In Bob Bly's recent post entitled "The Great Madison Avenue Branding Rip-Off,' he and friend Richard Armstrong argues:
“'Get three Madison Avenue types in a room and it’s ‘branding’ this and ‘branding’ that. But it’s ridiculous... it’s just one of MANY credibility factors that go into an advertisement.'
... The conclusion: branding is just one of many CREDIBILITY factors in marketing … and credibility is just one of multiple factors in selling … so to devote your advertising to building the brand is to do something like 1/10th of the selling job it should be doing."
I've worked on both the agency and client sides of the table, and here's my take:
- Agency execs are right: the brand is paramount.
- Ed and Richard are right: credibility and reputation are paramount.
A brand is an idea in the minds of constituents (customers, employees, etc.)... and that idea is created by what a company says (marketing) and does (operations.) A brand is the sum total of what people think about your company. Sometimes it's schizophrenic, or says one thing and does another, in which case credibility is shot.
An effective brand keeps its promises. Advertising should communicate the brand promise, and operations should fulfill it. Everything should work together. Think Apple, probably the most coherent brand on the planet.
So, back to the original discussion: no, agencies are not off-base by focusing on the brand. However, I don't believe that many of them are going about it the right way. IMO, there are two core issues here: first is the fallacy of 'brand advertising', and the second is that agencies are usually not well-suited to do brand strategy.
The brand-advertising fallacy:
As a client, I was told by my (nationally recognized) ad agency: "no, we cannot do response-oriented advertising until we've run 'brand' advertising for at least 3 months." Sorry, but that sets off my bullsh*t meter. The imagery, tone of voice, tag line, copy... there are plenty of elements that can deliver the brand message in conjunction with a sales promotion. CFOs don't have the patience for so-called 'brand advertising' anymore, and marketing is now accountable for results.

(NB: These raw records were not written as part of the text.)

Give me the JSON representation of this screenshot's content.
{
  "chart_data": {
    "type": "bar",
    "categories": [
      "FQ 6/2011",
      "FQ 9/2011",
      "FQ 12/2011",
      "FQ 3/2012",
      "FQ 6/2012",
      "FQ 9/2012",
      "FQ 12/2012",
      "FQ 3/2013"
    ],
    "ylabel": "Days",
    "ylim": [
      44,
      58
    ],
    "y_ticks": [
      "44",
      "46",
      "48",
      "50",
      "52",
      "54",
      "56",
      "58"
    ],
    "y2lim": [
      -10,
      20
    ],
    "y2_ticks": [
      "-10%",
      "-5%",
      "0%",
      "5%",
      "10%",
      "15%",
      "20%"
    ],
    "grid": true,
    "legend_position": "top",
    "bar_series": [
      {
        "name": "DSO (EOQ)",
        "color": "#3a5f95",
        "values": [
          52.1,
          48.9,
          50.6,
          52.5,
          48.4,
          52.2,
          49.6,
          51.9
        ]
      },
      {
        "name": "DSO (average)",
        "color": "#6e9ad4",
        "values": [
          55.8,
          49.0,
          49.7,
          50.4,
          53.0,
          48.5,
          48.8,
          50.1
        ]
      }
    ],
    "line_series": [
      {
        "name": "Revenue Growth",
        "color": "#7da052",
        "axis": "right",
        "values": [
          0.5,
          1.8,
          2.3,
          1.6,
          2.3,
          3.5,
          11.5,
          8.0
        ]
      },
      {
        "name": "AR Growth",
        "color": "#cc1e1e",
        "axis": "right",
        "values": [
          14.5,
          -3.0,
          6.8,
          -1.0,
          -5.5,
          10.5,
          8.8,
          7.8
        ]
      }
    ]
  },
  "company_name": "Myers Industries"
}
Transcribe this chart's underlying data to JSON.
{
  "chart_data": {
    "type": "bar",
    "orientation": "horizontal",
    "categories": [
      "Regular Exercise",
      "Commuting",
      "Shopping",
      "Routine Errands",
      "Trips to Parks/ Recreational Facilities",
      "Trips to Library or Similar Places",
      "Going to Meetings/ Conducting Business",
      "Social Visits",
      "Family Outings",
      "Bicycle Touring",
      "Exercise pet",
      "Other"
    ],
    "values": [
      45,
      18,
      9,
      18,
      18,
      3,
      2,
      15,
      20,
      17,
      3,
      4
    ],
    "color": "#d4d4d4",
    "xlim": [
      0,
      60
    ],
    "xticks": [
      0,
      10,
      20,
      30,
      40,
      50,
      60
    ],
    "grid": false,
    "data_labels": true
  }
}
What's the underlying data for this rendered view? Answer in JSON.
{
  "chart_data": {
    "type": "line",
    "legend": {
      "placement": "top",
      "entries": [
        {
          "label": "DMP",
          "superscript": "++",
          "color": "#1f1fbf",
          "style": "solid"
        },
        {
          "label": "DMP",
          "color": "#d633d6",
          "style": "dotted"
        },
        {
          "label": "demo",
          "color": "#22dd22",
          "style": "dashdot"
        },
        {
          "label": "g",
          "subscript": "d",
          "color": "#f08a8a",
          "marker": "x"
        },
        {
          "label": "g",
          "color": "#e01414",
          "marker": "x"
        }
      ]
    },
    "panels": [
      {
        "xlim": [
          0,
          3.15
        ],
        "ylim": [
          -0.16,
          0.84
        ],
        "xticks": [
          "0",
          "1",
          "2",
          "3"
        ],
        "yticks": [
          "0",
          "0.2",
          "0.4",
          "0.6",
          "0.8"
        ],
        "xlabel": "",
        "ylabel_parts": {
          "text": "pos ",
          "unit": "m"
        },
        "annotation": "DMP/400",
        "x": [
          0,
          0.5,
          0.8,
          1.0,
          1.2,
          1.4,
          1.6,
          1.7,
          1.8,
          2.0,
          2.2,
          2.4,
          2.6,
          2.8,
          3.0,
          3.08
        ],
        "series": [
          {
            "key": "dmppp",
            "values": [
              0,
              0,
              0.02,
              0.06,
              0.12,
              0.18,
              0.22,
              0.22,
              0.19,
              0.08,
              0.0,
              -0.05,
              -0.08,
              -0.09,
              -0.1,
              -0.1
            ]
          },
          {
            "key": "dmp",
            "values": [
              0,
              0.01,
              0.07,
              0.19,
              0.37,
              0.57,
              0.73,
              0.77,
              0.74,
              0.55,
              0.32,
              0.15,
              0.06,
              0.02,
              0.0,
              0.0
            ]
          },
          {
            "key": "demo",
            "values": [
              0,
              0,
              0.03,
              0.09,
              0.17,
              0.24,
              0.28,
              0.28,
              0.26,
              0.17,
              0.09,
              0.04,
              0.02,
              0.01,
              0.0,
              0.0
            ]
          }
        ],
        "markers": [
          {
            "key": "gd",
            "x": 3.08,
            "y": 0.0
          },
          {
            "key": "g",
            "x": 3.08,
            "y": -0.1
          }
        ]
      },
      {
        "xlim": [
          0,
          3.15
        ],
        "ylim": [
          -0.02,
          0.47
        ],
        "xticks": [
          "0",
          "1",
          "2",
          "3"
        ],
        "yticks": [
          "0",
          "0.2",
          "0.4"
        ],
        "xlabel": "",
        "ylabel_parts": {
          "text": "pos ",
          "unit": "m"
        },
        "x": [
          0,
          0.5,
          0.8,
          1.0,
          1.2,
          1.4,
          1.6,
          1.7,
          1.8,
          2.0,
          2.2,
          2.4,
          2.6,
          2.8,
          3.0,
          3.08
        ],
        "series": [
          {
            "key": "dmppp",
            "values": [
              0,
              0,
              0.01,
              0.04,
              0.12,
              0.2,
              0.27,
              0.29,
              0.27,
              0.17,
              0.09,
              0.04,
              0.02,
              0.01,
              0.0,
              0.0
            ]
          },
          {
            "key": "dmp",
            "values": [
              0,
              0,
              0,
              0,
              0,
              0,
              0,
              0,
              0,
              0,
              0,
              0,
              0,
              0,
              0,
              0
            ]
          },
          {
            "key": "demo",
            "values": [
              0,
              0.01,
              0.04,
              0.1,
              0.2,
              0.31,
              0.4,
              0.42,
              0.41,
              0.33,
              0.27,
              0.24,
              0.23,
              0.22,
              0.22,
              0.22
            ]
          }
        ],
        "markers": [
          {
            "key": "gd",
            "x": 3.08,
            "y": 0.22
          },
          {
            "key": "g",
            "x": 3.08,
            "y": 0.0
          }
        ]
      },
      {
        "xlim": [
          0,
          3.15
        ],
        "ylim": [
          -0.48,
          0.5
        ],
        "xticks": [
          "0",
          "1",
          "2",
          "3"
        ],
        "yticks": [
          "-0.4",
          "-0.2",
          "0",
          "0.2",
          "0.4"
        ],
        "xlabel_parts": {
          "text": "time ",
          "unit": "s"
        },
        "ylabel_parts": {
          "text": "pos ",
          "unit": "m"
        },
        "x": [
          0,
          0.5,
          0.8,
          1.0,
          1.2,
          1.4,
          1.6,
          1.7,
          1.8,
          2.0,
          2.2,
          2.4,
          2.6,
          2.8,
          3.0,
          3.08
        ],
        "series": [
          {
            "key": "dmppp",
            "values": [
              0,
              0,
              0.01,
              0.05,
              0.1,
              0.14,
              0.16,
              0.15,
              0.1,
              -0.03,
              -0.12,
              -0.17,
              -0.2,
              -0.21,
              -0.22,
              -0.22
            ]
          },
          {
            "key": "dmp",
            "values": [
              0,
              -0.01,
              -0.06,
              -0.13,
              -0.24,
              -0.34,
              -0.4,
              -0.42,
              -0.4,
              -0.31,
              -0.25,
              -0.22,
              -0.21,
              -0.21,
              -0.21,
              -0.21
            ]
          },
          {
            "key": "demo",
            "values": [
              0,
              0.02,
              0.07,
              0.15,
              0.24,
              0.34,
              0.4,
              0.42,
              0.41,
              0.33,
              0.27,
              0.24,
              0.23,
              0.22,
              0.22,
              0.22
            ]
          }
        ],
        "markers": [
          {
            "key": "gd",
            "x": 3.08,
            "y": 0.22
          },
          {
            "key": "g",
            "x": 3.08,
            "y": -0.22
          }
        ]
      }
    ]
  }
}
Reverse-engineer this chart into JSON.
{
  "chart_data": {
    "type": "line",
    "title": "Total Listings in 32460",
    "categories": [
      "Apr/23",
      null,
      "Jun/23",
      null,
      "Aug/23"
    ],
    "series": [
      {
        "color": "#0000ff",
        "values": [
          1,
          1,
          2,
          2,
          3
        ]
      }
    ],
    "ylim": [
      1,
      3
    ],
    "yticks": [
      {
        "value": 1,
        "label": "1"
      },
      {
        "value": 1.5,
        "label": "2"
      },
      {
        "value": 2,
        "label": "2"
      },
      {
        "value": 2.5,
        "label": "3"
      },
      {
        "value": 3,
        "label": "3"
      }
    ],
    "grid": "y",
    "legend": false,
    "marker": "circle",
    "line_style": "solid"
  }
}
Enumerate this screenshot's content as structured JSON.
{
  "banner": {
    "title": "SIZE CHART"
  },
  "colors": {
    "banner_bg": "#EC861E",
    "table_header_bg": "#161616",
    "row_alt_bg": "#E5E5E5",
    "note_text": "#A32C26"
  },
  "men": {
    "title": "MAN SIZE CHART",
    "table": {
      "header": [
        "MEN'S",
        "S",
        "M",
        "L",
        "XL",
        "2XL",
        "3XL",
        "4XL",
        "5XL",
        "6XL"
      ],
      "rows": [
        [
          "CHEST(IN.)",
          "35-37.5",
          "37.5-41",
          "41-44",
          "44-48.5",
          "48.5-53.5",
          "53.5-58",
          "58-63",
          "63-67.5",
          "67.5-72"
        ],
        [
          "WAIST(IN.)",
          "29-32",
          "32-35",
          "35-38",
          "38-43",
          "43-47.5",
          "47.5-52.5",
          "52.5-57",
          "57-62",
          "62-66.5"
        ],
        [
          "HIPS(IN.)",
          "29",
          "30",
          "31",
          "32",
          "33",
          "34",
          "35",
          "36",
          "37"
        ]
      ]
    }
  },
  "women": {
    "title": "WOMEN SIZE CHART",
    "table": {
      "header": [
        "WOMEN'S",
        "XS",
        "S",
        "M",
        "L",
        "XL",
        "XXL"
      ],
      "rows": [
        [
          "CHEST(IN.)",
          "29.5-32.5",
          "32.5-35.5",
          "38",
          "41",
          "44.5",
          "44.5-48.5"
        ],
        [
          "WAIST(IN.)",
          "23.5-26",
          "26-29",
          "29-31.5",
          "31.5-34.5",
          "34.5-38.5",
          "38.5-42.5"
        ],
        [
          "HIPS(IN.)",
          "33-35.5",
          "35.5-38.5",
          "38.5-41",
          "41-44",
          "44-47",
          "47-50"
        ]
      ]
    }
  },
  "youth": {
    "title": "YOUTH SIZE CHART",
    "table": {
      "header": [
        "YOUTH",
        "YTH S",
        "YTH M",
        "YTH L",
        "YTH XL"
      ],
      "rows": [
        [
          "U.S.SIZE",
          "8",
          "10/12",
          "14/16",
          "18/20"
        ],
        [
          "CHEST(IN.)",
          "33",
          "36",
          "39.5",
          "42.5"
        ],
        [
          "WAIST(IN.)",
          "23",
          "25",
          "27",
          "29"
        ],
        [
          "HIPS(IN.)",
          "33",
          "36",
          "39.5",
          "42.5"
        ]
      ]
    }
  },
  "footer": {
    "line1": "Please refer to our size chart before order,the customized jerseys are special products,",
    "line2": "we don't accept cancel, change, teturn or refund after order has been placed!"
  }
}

Agency effectiveness in branding:
I'm probably going to take some heat for this, but I personally don't believe that a traditional ad agency can do an effective, unbiased job at brand strategy. Their primary sources of revenue are ongoing campaign development and media; the up-front strategy project is a means to an end. The objective in advertising-driven branding is to come up with a core selling point that can be communicated right now. But I have often found that the right brand strategy (ie. what the market really wants and no competitor is delivering) is not something that the client can deliver right now. I've often recommended that the client stop advertising because they're dumping money down a black hole by running ads that are not relevant to the target audience... yet they're not operationally prepared to deliver on what the customer really wants.
The brand project deliverable from an agency is an ad campaign. The project deliverable from an independent brand strategy firm is a set of recommendations for every aspect of the business -- including the internal culture -- to bring it more in alignment with the open market opportunity.
Don't get me wrong; the really good account-planning agencies do fantastic work in creating highly relevant, effective ads that reposition brands in a more positive light. It helps when the company is already delivering a positive experience but perhaps hasn't figured out how to communicate it effectively. Yet I also strongly believe that since the ad agency is an outsider with no influence over operations, they cannot initiate or effect a fundamental brand shift when it's necessary... unless they're working for a client who understands how to translate the agency's strategy into operations, and has the clout to get it done.
Yes, I admit this post is a bit biased... I am, after all, an independent brand strategist. But I started my business precisely because I experienced the difficulty in creating effective brand strategies for my clients when working for an agency. Sometimes we were grasping at straws for an ad promise that was deliverable, desirable and distinctive, and we had no opportunities to impact the core business. We took what we could get.
Final thought: branding starts with the CEO and executive team, not with advertising. And neither an agency nor an independent brand strategy firm can make a whit of impact if the executive team doesn't buy in.